Samuel Amadon
Cleveland State University Poetry Center ($15.95)
by Chris Vola
Unbeknownst to many, Hartford enjoys one of the richest and longest literary traditions of any American city. Connecticut’s capital was the longtime home and workplace of Mark Twain and Harriet Beecher Stowe, and served as a major formative influence for later poets and writers like Wallace Stevens and Dominick and John Gregory Dunne. Its pastoral grace caused Twain to remark, “Of all the beautiful towns it has been my fortune to see [Hartford] is the chief . . . You do not know what beauty is if you have not been here.” Now far removed from its zenith as the country’s wealthiest town in the nineteenth century and later as “The Insurance Capital of the World,” however, today’s Hartford conjures images of gang violence and drug-addled squalor, the soiled concrete skeletons of a long-forgotten hopefulness rather than the Gilded Age pillar of commerce. Samuel Amadon shows us in his powerful collection The Hartford Book this city of destitution and darkness.

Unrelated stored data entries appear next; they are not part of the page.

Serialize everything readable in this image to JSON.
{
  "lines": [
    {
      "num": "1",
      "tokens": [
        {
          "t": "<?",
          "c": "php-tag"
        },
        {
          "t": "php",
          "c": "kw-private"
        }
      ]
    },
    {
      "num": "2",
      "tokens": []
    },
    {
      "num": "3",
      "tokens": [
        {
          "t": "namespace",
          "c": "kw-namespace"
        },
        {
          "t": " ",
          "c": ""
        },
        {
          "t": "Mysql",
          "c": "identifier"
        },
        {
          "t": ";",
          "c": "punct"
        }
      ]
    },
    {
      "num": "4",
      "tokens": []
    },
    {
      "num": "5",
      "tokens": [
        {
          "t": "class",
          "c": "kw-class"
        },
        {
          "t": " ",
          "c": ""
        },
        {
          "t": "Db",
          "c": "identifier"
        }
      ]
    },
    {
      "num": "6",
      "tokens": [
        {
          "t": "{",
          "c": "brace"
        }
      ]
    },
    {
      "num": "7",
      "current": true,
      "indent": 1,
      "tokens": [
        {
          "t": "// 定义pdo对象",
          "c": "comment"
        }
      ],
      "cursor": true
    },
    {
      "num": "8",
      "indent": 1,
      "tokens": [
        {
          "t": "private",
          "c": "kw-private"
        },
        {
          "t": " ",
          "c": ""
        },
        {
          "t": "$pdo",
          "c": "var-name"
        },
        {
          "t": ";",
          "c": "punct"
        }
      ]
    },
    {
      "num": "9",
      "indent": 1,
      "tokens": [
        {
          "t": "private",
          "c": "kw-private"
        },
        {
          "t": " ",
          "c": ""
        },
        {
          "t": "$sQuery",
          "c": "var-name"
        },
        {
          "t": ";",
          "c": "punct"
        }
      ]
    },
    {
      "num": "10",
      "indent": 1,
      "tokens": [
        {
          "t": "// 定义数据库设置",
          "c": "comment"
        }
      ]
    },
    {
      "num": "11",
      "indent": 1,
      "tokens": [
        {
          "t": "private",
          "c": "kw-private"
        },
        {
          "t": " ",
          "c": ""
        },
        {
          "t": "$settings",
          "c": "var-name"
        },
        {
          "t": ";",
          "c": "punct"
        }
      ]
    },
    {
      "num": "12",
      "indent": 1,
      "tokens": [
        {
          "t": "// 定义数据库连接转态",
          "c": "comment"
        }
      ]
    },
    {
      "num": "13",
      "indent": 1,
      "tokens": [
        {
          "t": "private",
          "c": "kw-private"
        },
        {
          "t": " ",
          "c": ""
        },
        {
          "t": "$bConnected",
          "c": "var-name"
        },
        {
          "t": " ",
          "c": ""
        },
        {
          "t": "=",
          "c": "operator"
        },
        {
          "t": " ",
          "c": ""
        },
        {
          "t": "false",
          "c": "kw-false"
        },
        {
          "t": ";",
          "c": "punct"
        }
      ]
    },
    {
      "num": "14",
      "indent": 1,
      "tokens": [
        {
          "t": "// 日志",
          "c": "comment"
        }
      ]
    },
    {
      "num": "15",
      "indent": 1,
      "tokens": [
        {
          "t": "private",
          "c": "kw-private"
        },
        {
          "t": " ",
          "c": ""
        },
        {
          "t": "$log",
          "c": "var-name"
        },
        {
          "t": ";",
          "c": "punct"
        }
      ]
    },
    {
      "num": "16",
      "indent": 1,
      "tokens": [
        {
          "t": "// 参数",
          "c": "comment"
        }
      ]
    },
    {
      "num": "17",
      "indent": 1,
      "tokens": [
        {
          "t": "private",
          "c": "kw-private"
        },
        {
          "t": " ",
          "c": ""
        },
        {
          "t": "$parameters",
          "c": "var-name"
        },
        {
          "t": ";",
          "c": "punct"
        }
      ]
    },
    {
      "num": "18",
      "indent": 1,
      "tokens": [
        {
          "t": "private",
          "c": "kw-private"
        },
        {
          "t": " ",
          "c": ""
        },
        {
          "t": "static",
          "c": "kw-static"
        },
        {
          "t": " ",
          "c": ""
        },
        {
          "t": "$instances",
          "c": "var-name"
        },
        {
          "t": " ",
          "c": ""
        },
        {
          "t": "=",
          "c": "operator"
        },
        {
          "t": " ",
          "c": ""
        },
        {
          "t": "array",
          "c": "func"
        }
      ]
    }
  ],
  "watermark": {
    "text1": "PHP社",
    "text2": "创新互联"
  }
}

In a most general sense, the book’s twenty poems perform an act of reconstruction—a bridging of the memories and psychological accumulation of a post-collegiate poet (ostensibly the author) who’s come back to the streets where he grew up. But this is not the triumphant hero’s return à la Joseph Campbell; this poet immerses himself in a crumbling modern labyrinth containing crackhead neighbors, indifferently promiscuous women, dead and dying relatives, a pervasive shuttered-factory gloom, a pathologically lying roommate who may or may not have cancer, and an acutely debilitating urge toward self-destruction that leaves him “drunk & doubting my own mind.”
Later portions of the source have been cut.